Haddad afirmou que já há sugestões de novo arcabouço fiscal e que diversos economistas se colocaram à disposição para debater a proposta. “Não é questão ideológica, mas matemática”. Segundo ele, a intenção é construir regras robustas, mas críveis, que possam ser cumpridas.

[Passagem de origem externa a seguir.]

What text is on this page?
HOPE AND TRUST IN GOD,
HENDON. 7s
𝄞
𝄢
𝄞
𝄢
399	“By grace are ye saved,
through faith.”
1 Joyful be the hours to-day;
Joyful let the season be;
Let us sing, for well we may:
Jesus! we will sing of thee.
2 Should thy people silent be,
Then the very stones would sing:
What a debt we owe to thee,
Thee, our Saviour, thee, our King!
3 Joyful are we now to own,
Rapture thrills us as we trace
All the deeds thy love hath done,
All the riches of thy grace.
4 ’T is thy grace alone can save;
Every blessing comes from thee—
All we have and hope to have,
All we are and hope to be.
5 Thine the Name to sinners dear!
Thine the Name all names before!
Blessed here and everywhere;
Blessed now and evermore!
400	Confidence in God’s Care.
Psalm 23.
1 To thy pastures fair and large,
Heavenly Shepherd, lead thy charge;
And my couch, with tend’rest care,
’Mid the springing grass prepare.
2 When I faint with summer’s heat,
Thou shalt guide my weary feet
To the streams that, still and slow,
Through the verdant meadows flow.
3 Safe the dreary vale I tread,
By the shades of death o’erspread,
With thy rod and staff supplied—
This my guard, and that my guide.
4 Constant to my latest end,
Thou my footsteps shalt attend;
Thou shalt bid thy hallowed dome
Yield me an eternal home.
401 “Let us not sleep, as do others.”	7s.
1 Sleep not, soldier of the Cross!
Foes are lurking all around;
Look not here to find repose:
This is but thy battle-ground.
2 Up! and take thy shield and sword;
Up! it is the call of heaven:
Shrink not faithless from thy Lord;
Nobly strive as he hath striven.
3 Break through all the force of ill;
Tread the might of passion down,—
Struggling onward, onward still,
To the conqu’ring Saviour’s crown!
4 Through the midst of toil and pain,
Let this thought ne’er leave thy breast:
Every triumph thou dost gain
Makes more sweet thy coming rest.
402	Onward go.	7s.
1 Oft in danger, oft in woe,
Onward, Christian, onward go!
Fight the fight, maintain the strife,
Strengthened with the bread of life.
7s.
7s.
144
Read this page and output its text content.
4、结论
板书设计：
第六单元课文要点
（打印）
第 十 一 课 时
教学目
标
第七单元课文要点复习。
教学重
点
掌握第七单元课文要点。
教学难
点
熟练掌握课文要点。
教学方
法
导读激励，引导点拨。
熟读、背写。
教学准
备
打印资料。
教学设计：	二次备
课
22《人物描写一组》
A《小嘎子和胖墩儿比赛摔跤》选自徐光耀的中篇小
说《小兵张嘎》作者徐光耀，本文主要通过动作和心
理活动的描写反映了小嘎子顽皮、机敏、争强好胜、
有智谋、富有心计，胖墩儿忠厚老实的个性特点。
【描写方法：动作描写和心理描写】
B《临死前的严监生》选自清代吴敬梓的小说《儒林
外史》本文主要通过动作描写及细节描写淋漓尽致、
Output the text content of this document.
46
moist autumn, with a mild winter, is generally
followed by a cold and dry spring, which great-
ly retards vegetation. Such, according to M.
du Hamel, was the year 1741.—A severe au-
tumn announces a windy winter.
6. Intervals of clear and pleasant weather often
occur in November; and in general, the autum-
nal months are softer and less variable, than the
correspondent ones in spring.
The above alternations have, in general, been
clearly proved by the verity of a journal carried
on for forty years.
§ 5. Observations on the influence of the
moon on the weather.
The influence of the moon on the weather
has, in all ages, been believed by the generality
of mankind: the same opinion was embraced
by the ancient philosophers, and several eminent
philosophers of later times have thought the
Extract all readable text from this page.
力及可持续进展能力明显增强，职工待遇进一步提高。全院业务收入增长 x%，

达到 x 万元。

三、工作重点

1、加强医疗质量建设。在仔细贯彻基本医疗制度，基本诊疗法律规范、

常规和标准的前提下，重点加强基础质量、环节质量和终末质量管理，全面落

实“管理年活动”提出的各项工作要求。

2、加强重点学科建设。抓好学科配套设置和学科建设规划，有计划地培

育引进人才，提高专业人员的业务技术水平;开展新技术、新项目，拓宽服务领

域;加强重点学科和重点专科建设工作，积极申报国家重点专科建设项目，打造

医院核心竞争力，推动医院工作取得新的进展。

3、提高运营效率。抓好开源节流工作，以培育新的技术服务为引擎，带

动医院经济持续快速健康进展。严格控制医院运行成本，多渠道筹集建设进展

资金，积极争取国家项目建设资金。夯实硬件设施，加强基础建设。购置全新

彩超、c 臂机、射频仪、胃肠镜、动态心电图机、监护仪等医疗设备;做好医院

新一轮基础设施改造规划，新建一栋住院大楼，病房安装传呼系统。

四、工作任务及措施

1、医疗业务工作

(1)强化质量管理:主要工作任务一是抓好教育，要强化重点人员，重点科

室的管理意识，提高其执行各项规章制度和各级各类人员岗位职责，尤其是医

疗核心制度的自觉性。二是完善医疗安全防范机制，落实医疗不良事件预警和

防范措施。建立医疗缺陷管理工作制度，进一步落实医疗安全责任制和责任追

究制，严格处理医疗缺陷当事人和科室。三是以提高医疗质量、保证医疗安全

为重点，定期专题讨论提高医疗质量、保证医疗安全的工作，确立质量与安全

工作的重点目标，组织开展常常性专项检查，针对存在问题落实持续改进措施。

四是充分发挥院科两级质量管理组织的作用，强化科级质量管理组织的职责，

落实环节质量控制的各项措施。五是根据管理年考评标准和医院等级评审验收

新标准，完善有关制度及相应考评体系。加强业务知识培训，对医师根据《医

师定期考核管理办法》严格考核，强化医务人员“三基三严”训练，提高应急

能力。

Ele explicou que, caso seja possível chegar ao final do próximo ano com as novas regras, o prazo de um estabelecido na Proposta de Emenda à Constituição (PEC) aprovada será “irrelevante”.

Ele ressaltou que a PEC desconstitucionaliza a regra fiscal. “Toda finança pública é regulamentada por lei complementar”, disse, citando o projeto de autonomia do Banco Central como exemplo. “A PEC diz que enquanto não houver novo arcabouço vale o teto de gastos”. O futuro ministro afirmou que a proposta não terá impacto fiscal em relação a este ano e disse que não há nenhum traço de aventura ou irresponsabilidade na aprovação da medida.

Rombo fiscal

Haddad repetiu que a equipe econômica que ele montar fará uma nova estimativa de receitas para 2023 nas primeiras semanas de janeiro e adiantou que tomará medidas também pelo lado da arrecadação de tributos.

“Vamos trabalhar para fechar o rombo aberto pelo atual governo, e para isso também vamos trabalhar a receita”, afirmou, em entrevista no Centro Cultural do Banco do Brasil (CCBB), onde funciona o governo de transição. “Vamos aproveitar as PECs (110 e 45) sobre a reforma tributária que já estão na Câmara e no Senado”, completou.

Haddad adiantou ainda que parte dos quase R$ 10 bilhões em emendas de relator (RP9 – conhecidas como orçamento secreto) que voltarão a ser despesas discricionárias serão destinados a programas do governo, incluindo investimentos em Educação.

O futuro ministro ainda garantiu que o programa “Desenrola” prometido pelo presidente diplomado Luiz Inácio Lula da Silva (PT) será desenhado ainda no primeiro mês de 2023, permitindo que pessoas endividadas voltem a acessar o mercado de crédito. “O crédito vai receber muita atenção, porque achamos que ele pode ser uma ferramenta para alavancar crescimento econômico”, acrescentou.

Frente ampla

Haddad afirmou ainda que a análise da PEC da Transição serviu de “piloto” para testar a base de apoio do novo governo. A avaliação, para ele, é que a frente ampla formada durante a candidatura do agora presidente diplomado Luiz Inácio Lula da Silva está funcionando. Haddad afirmou que a equipe buscou manter coesão de forças para isolar o “extremismo”.

Ao comentar o resultado da votação da Câmara dos Deputados, que aprovou a PEC em segundo turno na tarde desta quarta-feira, Haddad fez um aceno a Arthur Lira e agradeceu pela abertura de diálogo com todos os líderes. O futuro ministro se disse satisfeito com a aprovação, que permite a neutralidade fiscal e cumprimento de promessas de campanha.

Além disso, ressaltou que o dispositivo da PEC que permite o uso de até R$ 23 bilhões no próximo ano para investimentos não causa desequilíbrio fiscal, pois serão utilizados recursos arrecadados com o PIS. Segundo ele, o texto não tem impacto fiscal nenhum em relação a este ano e também não influenciou nos nomes de ministros que serão anunciados por Lula.

Haddad afirmou que ontem e hoje houveram muitos avanços em relação a distribuição de recursos por meio das emendas parlamentares. Segundo ele, com a decisão do Supremo Tribunal Federal (STF), que considerou o Orçamento Secreto inconstitucional, o Congresso volta para o regime anterior, de emendas individuais, bancada e comissão. “Quem aprova o orçamento é o Congresso, com regras de transparência.”